The substantive part:

NEW YORK (AP) — NBA player Thabo Sefolosha, who was arrested outside a New York City nightclub in April following a confrontation with police officer, has a character “of the highest order,” his head coach, Mike Budenholzer, testified Thursday.

Taking the stand as the final defense witness in Sefolosha’s trial, Budenholzer described the Atlanta Hawks guard-forward as “highly intelligent” and a “hard worker.”

When asked by defense attorney Alex Spiro to describe his character, he said it was, “of the highest order.”

“Thabo is of the highest character,” he said during brief testimony in Manhattan Criminal Court.

The Swiss national is charged with misdemeanor obstructing government administration, disorderly conduct and resisting arrest charges stemming from a confrontation with officers outside a trendy Manhattan nightclub early in the morning on April 8. He has pleaded not guilty.

Officers testified this week that Sefolosha and former teammate Pero Antic repeatedly disobeyed their orders to move off the block and away from a crime scene that had been established following the earlier stabbing of another NBA player, Chris Copeland, and two women.
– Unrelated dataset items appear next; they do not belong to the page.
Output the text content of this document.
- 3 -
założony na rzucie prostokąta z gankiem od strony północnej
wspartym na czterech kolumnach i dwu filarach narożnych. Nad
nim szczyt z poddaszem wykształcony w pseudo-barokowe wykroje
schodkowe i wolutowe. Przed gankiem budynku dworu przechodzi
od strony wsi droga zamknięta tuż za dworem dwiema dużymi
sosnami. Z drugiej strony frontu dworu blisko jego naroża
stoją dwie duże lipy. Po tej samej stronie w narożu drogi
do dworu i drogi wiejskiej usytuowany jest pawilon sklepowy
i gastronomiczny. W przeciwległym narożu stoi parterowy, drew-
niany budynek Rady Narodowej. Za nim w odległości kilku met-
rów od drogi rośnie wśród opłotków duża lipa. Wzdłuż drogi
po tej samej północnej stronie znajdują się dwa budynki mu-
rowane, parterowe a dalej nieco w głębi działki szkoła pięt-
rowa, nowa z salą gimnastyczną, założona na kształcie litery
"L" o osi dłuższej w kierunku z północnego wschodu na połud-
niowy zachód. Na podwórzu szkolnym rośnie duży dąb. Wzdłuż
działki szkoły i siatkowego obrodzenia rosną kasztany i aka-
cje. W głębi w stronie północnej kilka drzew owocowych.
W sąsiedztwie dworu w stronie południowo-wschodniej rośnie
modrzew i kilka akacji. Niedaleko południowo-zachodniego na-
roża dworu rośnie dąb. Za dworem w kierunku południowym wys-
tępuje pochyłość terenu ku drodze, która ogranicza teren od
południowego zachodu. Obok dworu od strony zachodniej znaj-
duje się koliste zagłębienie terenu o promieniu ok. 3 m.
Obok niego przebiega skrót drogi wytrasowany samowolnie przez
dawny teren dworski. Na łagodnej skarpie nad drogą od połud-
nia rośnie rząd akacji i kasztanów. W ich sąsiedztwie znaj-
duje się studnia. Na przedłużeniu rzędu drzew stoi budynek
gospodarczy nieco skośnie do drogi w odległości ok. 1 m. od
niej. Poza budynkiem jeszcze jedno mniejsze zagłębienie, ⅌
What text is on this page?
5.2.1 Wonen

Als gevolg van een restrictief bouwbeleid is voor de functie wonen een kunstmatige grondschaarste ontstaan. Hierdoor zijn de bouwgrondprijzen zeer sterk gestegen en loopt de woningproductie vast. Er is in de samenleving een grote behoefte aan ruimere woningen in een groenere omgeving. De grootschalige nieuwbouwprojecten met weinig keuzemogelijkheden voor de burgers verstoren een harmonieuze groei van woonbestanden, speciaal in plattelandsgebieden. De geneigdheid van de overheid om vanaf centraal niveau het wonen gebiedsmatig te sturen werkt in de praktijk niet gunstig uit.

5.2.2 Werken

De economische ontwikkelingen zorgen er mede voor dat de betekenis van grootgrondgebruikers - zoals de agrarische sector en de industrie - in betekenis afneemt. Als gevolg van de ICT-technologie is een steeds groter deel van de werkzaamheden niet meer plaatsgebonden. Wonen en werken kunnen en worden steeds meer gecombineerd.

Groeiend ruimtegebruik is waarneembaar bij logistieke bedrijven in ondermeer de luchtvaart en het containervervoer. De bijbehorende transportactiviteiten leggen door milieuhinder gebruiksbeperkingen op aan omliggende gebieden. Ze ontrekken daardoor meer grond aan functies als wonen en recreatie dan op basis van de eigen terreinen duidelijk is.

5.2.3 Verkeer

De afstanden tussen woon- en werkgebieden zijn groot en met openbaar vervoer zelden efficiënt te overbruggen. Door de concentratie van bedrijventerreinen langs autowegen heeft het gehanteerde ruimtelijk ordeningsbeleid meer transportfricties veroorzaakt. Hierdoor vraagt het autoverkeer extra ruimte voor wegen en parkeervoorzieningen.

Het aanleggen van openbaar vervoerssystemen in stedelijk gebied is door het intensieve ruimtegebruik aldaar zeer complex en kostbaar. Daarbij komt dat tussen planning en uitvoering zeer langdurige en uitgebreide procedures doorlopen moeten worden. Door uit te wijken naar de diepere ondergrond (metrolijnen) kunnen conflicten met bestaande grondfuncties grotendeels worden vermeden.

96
One of the officers also said Sefolosha lunged at an officer with his arm extended but was intercepted before making contact, eventually taken to the ground and arrested.

Sefolosha has testified that he was complying with orders and moving up the block as a particularly aggressive officer screamed profanities at him.

His attorney has argued that his client was singled out by the officer, who is white, because Sefolosha is black.

Sefolosha testified Thursday that he was trying to give money to a panhandler before entering an awaiting car when he was grabbed by police. He said his leg was kicked in the scuffle and he was taken to the ground, handcuffed and hauled to a police precinct. He suffered a fractured right leg, which forced him to miss the playoffs.

The case is the second one involving high-profile athletes accusing New York Police Department officers of wrongdoing this year. On Wednesday, the city agency charged with investigating police misconduct substantiated claims by former tennis star James Blake that an officer used excessive force when he took him to the ground last month after mistkaing Blake for a fraud suspect.